Liberdade de expressão no contexto eleitoral na jurisprudência do STF

Autores

  • Daniel Falcão

    é controlador geral do município e encarregado pela proteção de dados da Prefeitura de São Paulo advogado cientista social professor do Instituto Brasileiro de Ensino Desenvolvimento e Pesquisa (IDP) doutor mestre e graduado pela Faculdade de Direito da USP pós-graduado em Marketing Político e propaganda Eleitoral pela ECA/USP e graduado em Ciências Sociais pela FFLCH/USP.

  • Marina Morais

    é advogada professora e mestre em Ciência Política pela Universidade Federal de Goiás (UFG).

25 de novembro de 2023, 8h00

A Constituição de 1988, que acaba de completar seus 35 anos, dentre os inúmeros progressos em direitos e garantias fundamentais, ocupou-se de garantir, de forma expressa, a inviolabilidade do direito à liberdade, sobretudo, aquela referente à livre manifestação do pensamento, prevista em seu artigo 5º, IV.

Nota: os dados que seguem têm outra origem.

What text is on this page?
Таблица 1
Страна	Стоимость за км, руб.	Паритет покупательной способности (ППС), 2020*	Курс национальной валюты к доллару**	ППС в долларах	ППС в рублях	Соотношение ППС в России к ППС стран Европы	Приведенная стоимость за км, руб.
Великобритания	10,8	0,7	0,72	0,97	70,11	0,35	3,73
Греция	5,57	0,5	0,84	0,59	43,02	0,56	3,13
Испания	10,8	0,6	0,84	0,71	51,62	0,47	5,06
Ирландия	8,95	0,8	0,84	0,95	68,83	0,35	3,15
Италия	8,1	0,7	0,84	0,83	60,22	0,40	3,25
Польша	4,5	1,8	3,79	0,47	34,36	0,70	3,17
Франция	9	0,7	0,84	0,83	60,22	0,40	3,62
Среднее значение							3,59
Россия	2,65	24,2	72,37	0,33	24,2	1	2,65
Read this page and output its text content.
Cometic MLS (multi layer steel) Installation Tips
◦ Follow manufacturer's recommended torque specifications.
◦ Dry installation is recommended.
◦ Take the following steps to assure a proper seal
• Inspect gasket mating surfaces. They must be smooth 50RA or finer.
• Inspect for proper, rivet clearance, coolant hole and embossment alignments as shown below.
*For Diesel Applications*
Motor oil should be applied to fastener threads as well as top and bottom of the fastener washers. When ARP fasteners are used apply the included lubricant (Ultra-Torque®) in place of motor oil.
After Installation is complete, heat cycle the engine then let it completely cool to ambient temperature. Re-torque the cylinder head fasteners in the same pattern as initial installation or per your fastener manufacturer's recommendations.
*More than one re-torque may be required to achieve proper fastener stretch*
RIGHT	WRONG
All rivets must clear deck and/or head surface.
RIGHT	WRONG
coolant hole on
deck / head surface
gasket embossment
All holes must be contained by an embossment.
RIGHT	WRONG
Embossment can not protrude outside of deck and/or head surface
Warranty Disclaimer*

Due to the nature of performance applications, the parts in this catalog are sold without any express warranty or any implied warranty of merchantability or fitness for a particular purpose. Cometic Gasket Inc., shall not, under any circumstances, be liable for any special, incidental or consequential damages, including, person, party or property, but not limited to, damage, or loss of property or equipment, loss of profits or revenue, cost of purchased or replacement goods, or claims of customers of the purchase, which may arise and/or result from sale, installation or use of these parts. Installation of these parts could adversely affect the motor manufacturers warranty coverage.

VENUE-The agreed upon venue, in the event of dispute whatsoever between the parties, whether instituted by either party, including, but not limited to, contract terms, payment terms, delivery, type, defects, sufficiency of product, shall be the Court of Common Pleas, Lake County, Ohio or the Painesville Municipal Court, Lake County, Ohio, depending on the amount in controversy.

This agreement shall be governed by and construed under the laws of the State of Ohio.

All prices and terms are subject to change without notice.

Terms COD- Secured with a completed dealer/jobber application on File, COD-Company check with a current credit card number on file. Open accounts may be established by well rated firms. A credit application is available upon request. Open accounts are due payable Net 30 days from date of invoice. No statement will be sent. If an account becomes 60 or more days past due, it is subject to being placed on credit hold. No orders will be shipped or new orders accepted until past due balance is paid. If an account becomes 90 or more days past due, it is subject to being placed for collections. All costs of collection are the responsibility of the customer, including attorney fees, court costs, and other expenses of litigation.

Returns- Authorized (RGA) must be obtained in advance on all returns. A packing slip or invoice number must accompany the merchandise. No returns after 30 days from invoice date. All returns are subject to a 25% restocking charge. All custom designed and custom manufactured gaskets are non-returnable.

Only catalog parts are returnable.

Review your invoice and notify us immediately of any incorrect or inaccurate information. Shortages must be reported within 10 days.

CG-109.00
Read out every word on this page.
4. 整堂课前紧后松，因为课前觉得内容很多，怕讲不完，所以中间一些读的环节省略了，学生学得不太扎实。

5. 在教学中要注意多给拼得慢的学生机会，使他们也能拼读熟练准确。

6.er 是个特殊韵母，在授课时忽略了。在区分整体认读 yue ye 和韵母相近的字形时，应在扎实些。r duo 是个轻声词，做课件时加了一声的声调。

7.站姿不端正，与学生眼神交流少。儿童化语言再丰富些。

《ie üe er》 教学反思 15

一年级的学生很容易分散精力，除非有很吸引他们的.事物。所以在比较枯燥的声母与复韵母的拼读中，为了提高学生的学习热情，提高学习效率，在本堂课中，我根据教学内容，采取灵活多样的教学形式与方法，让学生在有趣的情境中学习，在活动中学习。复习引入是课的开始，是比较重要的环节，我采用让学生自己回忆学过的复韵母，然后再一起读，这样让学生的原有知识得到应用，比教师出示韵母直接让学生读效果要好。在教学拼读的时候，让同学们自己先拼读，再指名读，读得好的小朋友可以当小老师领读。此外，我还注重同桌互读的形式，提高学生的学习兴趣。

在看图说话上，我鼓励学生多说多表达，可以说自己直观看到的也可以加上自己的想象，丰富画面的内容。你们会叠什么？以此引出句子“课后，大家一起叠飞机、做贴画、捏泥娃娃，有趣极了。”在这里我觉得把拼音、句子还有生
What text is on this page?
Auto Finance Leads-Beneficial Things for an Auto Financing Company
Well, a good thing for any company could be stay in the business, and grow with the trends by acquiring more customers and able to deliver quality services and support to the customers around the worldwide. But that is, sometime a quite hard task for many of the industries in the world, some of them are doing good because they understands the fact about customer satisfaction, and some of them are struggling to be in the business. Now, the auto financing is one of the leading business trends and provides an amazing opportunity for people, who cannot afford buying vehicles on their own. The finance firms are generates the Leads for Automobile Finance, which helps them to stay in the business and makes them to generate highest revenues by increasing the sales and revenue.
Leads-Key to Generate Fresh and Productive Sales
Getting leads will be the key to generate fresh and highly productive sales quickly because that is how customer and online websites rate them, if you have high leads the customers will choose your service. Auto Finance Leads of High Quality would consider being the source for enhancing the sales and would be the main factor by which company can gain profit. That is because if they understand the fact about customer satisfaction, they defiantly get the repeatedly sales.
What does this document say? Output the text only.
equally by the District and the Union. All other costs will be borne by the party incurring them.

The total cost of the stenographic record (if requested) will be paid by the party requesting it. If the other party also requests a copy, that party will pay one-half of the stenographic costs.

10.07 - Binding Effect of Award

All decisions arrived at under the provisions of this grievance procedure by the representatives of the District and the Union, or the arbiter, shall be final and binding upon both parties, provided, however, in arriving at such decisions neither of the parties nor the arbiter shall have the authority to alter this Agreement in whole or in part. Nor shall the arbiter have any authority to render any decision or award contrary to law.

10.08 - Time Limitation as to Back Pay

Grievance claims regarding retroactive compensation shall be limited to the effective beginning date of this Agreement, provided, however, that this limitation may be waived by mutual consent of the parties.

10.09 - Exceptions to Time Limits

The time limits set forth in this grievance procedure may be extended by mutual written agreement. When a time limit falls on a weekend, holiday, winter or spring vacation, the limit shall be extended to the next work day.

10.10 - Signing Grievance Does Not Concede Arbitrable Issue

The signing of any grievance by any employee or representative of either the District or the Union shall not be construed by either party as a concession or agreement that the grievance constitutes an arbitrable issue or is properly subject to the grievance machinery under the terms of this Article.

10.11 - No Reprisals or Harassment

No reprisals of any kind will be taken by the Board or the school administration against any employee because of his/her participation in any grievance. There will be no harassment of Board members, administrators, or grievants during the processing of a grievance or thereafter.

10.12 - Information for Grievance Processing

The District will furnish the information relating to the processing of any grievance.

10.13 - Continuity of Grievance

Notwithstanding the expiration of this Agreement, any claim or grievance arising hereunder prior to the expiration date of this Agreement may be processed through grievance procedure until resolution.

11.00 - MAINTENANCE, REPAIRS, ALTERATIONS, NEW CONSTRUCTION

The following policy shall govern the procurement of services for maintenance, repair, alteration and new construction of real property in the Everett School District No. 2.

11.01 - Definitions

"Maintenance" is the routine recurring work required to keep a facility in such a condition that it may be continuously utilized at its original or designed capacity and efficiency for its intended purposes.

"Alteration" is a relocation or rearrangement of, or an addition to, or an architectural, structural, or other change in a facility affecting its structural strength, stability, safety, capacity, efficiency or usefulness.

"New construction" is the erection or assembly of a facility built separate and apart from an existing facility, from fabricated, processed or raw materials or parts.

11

Em que pese o prestígio do texto constitucional a outras liberdades, como a de locomoção, associação, dentre outras, como menciona Luís Roberto Barroso, “[se] entende que as liberdades de informação e de expressão servem de fundamento para o exercício de outras liberdades, o que justifica uma posição de preferência — preferred position — em relação aos direitos fundamentais individualmente considerados” [1].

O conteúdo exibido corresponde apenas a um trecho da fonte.